Director of the eBay analytics platform and delivery, Alex Liang.
In running one of the largest data warehouses in the world, online retailer eBay has faced down some unique challenges in delivering big-data analytics capabilities – not the least of which is ensuring that its more than 6,000 business users and analysts are tightly managed to prevent data privacy and security compromises.
Data management and security are a significant and ongoing issue for a global company that depends upon a data warehouse that would be inconceivable to most organisations: with 2 billion pages served every day, over 100 petabytes of raw data I/O processed into 50 to 100TB of new data and 1.5 trillion new records per day, data – and the actionable information extracted from it – is unquestionably the company’s lifeblood.
This massive volume of data – the largest data warehouse table has 3.5 trillion rows – is managed through a complex infrastructure built around a 7.5PB Enterprise Data Warehouse for transactional data; a 40PB database called ‘Singularity’ that manages behavioural data bout customers; and a 40PB Hadoop database that manages Web-crawled data, images and text.
Managing the data is hard enough, but eBay realised long ago that extracting business value from such massive volumes of data could only be accomplished by enlisting the help of business users and empowering them to manage their own data.
“eBay believes that everybody should be self-reliant instead of having the IT or data team to hold their hand every day,” director of the eBay analytics platform and delivery, Alex Liang, told the audience at this week’s Teradata Big Data Analytics Summit in Melbourne.
“Five years ago, people in IT were responsible for the dashboard definitions, and when people had any questions about them they would come to ask why this or that was there. Now, for any business portal there will be a business user to work with you, and that person should be the person to control the business metrics definitions.”

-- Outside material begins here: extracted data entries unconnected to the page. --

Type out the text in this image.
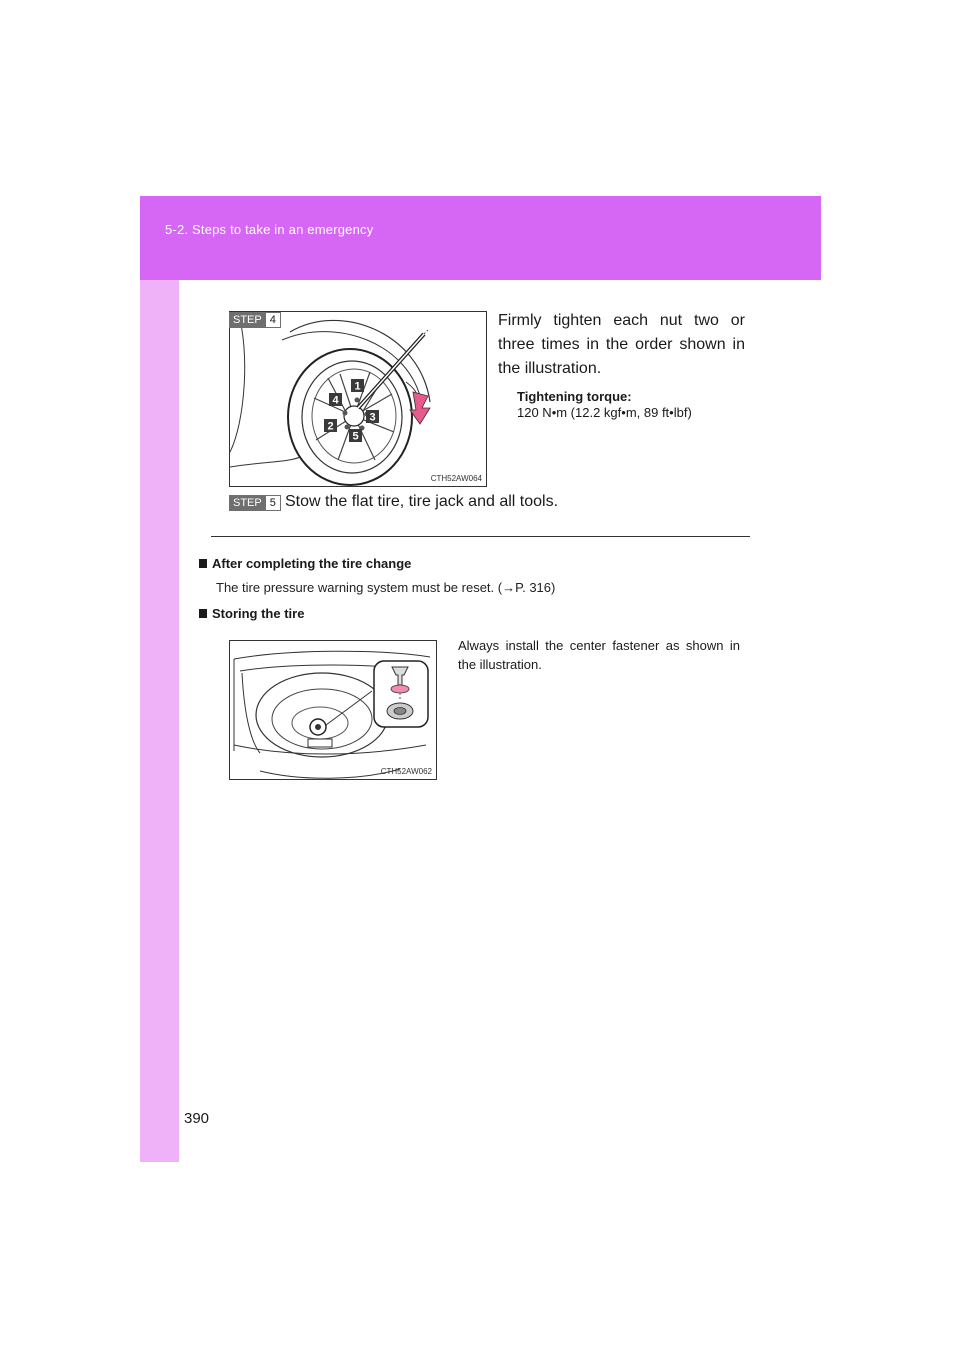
5-2. Steps to take in an emergency
1
4
3
2
5
CTH52AW064
STEP 4	Firmly tighten each nut two or three times in the order shown in the illustration.
Tightening torque:
120 N•m (12.2 kgf•m, 89 ft•lbf)
STEP 5 Stow the flat tire, tire jack and all tools.
After completing the tire change
The tire pressure warning system must be reset. (→P. 316)
Storing the tire
CTH52AW062
Always install the center fastener as shown in the illustration.
390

Delivering this business goal has been possible by spreading data analysis capabilities – delivered using a variety of tools including Ab Initio, Informatica, Oracle GoldenGate, UC4, BES and MapReduce – across a three-tiered analytics ecosystem that targets specific business reporting at specific business users.
Those tiers include DataHub (a collaborative analytics platform “to generalise the concept of analytics as a service”); QuickStrike (a dashboard-based framework to consolidate and manage thousands of different reporting views); and Metrics Explorer (which enables ad hoc analysis using business terms).
With increased user power, however, comes an increased need for control: while delegating control over these platforms has improved access to eBay’s massive production databases, the company has also had to lock down access to different forms of data to ensure the newly empowered users aren’t straying into areas where they shouldn’t be.
This has led to the classification of data into four categories.
At the low end of the scale is a General Access classification, which is managed through eBay’s existing account-creation policies and provided for general access within a day of a request being made.
The second layer is called the Restricted Data Mart, which controls access to the business-managed data marts that have been created and managed by business users. “They do not want other users to have access to their data marts or they won’t have the control,” Liang said.
For higher-level information, eBay enforces a Personalised Identification Information (PII) layer that requires individual authorisation for any access to data that contains specific information about customers. “If you really want access to that data you must have a very strong business reason,” Liang explained.
Finally, a fourth layer – called Restricted Information – involves credit card, bidding and other highly sensitive area. Access to this area is extremely difficult to get, tightly monitored and limited to “very few people” on a need-to-know basis.
By tempering its commitment to improving data access with realistic and enforceable controls around that access, eBay has worked continually to prevent its massive data assets becoming an unwieldy and potentially unmanageable security and privacy risk.
Maintaining this control, Liang said, is essential as users are increasingly empowered to bypass conventional IT-department controls and deal more directly with company assets in the future.
“The future will be self-service,” he said. “We must be sure that the people who are doing the innovation, and running the business, query the data directly instead of having people behind them to do that. That’s the only way these people can really do innovation: the more data you have, the more innovative you’ll be.”